We then have to reset the router, or power it down, and wait about 10 seconds, and then we have normal connection again.  This is a newer router...we replaced a LinkSys that we had because it was doing the same thing.  Now it seems that it isn't a problem with the router???

Any Ideas???  I can provide any more info if this isn't enough.

Thanks in advance!


----------



## phantomofrussia

i am not exactly sure but it could be that the router is not able to handle the 3 or more computers at a time. try using only two computers or just one and see if you are having any problems.


----------



## garylai

phantomofrussia said:


> i am not exactly sure but it could be that the router is not able to handle the 3 or more computers at a time. try using only two computers or just one and see if you are having any problems.



I thought that too, but it will do it with only 1 computer.  There are times when I leave the house with my computer, and no one else is home except for my wife and she will call me to tell me the connection is down again.  She will then reset the router and then her computer works like magic again.


----------



## phantomofrussia

could it be that your modem is old and needs to be replaced.


----------



## garylai

phantomofrussia said:


> could it be that your modem is old and needs to be replaced.



I don't know...it is doing the same thing that the old one did.  I am going to upgrade it with a new one, but if it does the same thing, I'll be back where I started.  

Is it possible that syncronizing different computers with the server will cause any issues???


----------



## phantomofrussia

i dont think it should. but as you can see i am guessing. hopefully somebody more knowledgable will come by and help out.


----------



## DeskAssist

garylai said:


> New to the forum, any help is appreciated.
> 
> I have a Netgear WGR614v6 wireless router.
> 
> There are 6 computers (notebooks) using the wireless side, and 2 desktops wired directly to the router.
> 
> Not all of the computers are on at the same time, maybe 3 at any given time.
> 
> The problem is this: For some time now the router will stop giving a connection.  This is to the wireless notebooks and the desktops wired directly.  For no aparent reason none of the computers will be able to connect.  The signal strength on the notebooks shows excellent, but no connection.
> 
> We then have to reset the router, or power it down, and wait about 10 seconds, and then we have normal connection again.  This is a newer router...we replaced a LinkSys that we had because it was doing the same thing.  Now it seems that it isn't a problem with the router???
> 
> Any Ideas???  I can provide any more info if this isn't enough.
> 
> Thanks in advance!



I've experienced similar problems before. The line that the router is connected to will have an ADSL filter attached? 
Is this the master socket or an extension from another line? 

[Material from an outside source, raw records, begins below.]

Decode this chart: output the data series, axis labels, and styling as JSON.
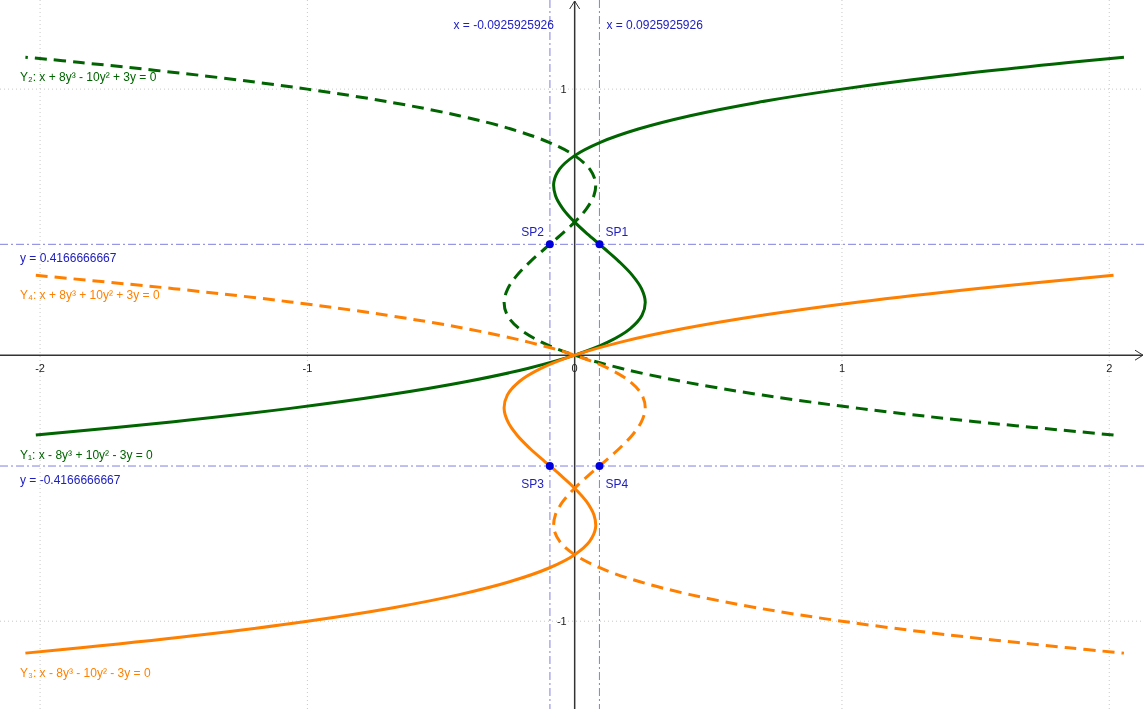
{
  "chart_data": {
    "type": "line",
    "xlim": [
      -2.15,
      2.13
    ],
    "ylim": [
      -1.33,
      1.335
    ],
    "xticks": [
      -2,
      -1,
      0,
      1,
      2
    ],
    "yticks": [
      -1,
      1
    ],
    "grid": true,
    "series": [
      {
        "name": "Y₁: x - 8y³ + 10y² - 3y = 0",
        "color": "#006400",
        "line_style": "solid",
        "x": [
          -2.016,
          -1.5,
          -1.064,
          -0.702,
          -0.408,
          -0.176,
          0,
          0.126,
          0.208,
          0.252,
          0.264,
          0.25,
          0.216,
          0.168,
          0.112,
          0.054,
          0,
          -0.044,
          -0.072,
          -0.078,
          -0.056,
          0,
          0.096,
          0.238,
          0.432,
          0.684,
          1,
          1.386,
          1.848,
          2.055
        ],
        "values": [
          -0.3,
          -0.25,
          -0.2,
          -0.15,
          -0.1,
          -0.05,
          0,
          0.05,
          0.1,
          0.15,
          0.2,
          0.25,
          0.3,
          0.35,
          0.4,
          0.45,
          0.5,
          0.55,
          0.6,
          0.65,
          0.7,
          0.75,
          0.8,
          0.85,
          0.9,
          0.95,
          1,
          1.05,
          1.1,
          1.12
        ]
      },
      {
        "name": "Y₂: x + 8y³ - 10y² + 3y = 0",
        "color": "#006400",
        "line_style": "dashed",
        "x": [
          2.016,
          1.5,
          1.064,
          0.702,
          0.408,
          0.176,
          0,
          -0.126,
          -0.208,
          -0.252,
          -0.264,
          -0.25,
          -0.216,
          -0.168,
          -0.112,
          -0.054,
          0,
          0.044,
          0.072,
          0.078,
          0.056,
          0,
          -0.096,
          -0.238,
          -0.432,
          -0.684,
          -1,
          -1.386,
          -1.848,
          -2.055
        ],
        "values": [
          -0.3,
          -0.25,
          -0.2,
          -0.15,
          -0.1,
          -0.05,
          0,
          0.05,
          0.1,
          0.15,
          0.2,
          0.25,
          0.3,
          0.35,
          0.4,
          0.45,
          0.5,
          0.55,
          0.6,
          0.65,
          0.7,
          0.75,
          0.8,
          0.85,
          0.9,
          0.95,
          1,
          1.05,
          1.1,
          1.12
        ]
      },
      {
        "name": "Y₃: x - 8y³ - 10y² - 3y = 0",
        "color": "#ff8000",
        "line_style": "solid",
        "x": [
          2.016,
          1.5,
          1.064,
          0.702,
          0.408,
          0.176,
          0,
          -0.126,
          -0.208,
          -0.252,
          -0.264,
          -0.25,
          -0.216,
          -0.168,
          -0.112,
          -0.054,
          0,
          0.044,
          0.072,
          0.078,
          0.056,
          0,
          -0.096,
          -0.238,
          -0.432,
          -0.684,
          -1,
          -1.386,
          -1.848,
          -2.055
        ],
        "values": [
          0.3,
          0.25,
          0.2,
          0.15,
          0.1,
          0.05,
          0,
          -0.05,
          -0.1,
          -0.15,
          -0.2,
          -0.25,
          -0.3,
          -0.35,
          -0.4,
          -0.45,
          -0.5,
          -0.55,
          -0.6,
          -0.65,
          -0.7,
          -0.75,
          -0.8,
          -0.85,
          -0.9,
          -0.95,
          -1,
          -1.05,
          -1.1,
          -1.12
        ]
      },
      {
        "name": "Y₄: x + 8y³ + 10y² + 3y = 0",
        "color": "#ff8000",
        "line_style": "dashed",
        "x": [
          -2.016,
          -1.5,
          -1.064,
          -0.702,
          -0.408,
          -0.176,
          0,
          0.126,
          0.208,
          0.252,
          0.264,
          0.25,
          0.216,
          0.168,
          0.112,
          0.054,
          0,
          -0.044,
          -0.072,
          -0.078,
          -0.056,
          0,
          0.096,
          0.238,
          0.432,
          0.684,
          1,
          1.386,
          1.848,
          2.055
        ],
        "values": [
          0.3,
          0.25,
          0.2,
          0.15,
          0.1,
          0.05,
          0,
          -0.05,
          -0.1,
          -0.15,
          -0.2,
          -0.25,
          -0.3,
          -0.35,
          -0.4,
          -0.45,
          -0.5,
          -0.55,
          -0.6,
          -0.65,
          -0.7,
          -0.75,
          -0.8,
          -0.85,
          -0.9,
          -0.95,
          -1,
          -1.05,
          -1.1,
          -1.12
        ]
      },
      {
        "type": "scatter",
        "color": "#0000dd",
        "marker": "circle",
        "x": [
          0.093,
          -0.093,
          -0.093,
          0.093
        ],
        "values": [
          0.417,
          0.417,
          -0.417,
          -0.417
        ],
        "value_labels": [
          "SP1",
          "SP2",
          "SP3",
          "SP4"
        ]
      }
    ],
    "ref_lines": [
      {
        "axis": "x",
        "value": -0.0925925926,
        "label": "x = -0.0925925926",
        "color": "#8080e0",
        "line_style": "dashed"
      },
      {
        "axis": "x",
        "value": 0.0925925926,
        "label": "x = 0.0925925926",
        "color": "#8080e0",
        "line_style": "dashed"
      },
      {
        "axis": "y",
        "value": 0.4166666667,
        "label": "y = 0.4166666667",
        "color": "#8080e0",
        "line_style": "dashed"
      },
      {
        "axis": "y",
        "value": -0.4166666667,
        "label": "y = -0.4166666667",
        "color": "#8080e0",
        "line_style": "dashed"
      }
    ]
  }
}
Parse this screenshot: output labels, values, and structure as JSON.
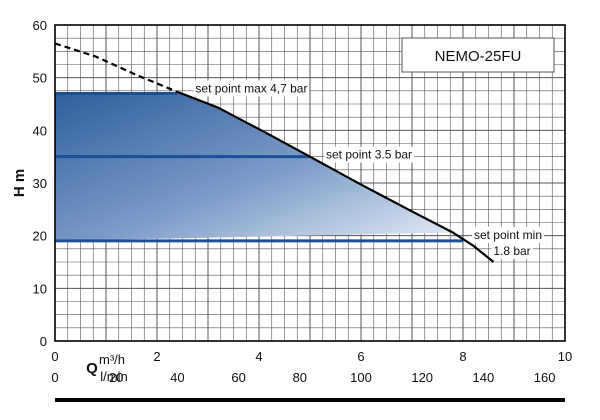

You may need to add another ADSL filter onto the main line if that is the case of course? 

It's strange why it would happen with two completly different routers is the line of good quality? Steve


----------



## garylai

DeskAssist said:


> I've experienced similar problems before. The line that the router is connected to will have an ADSL filter attached?
> Is this the master socket or an extension from another line?
> 
> You may need to add another ADSL filter onto the main line if that is the case of course?
> 
> It's strange why it would happen with two completly different routers is the line of good quality? Steve



ADSL....a little over my head, not sure what that is.

As for the connection; Comcast cable modem to wireless Router, Router to D-Link 8-port switch, switch to desktop.  The rest of the computers are wirelessly connected.


----------



## lawson_jl

I would say replace the router.  It's obviously what causing the issue.  My first piece of advice would be to reset the router back to factory settings if you haven't already.


----------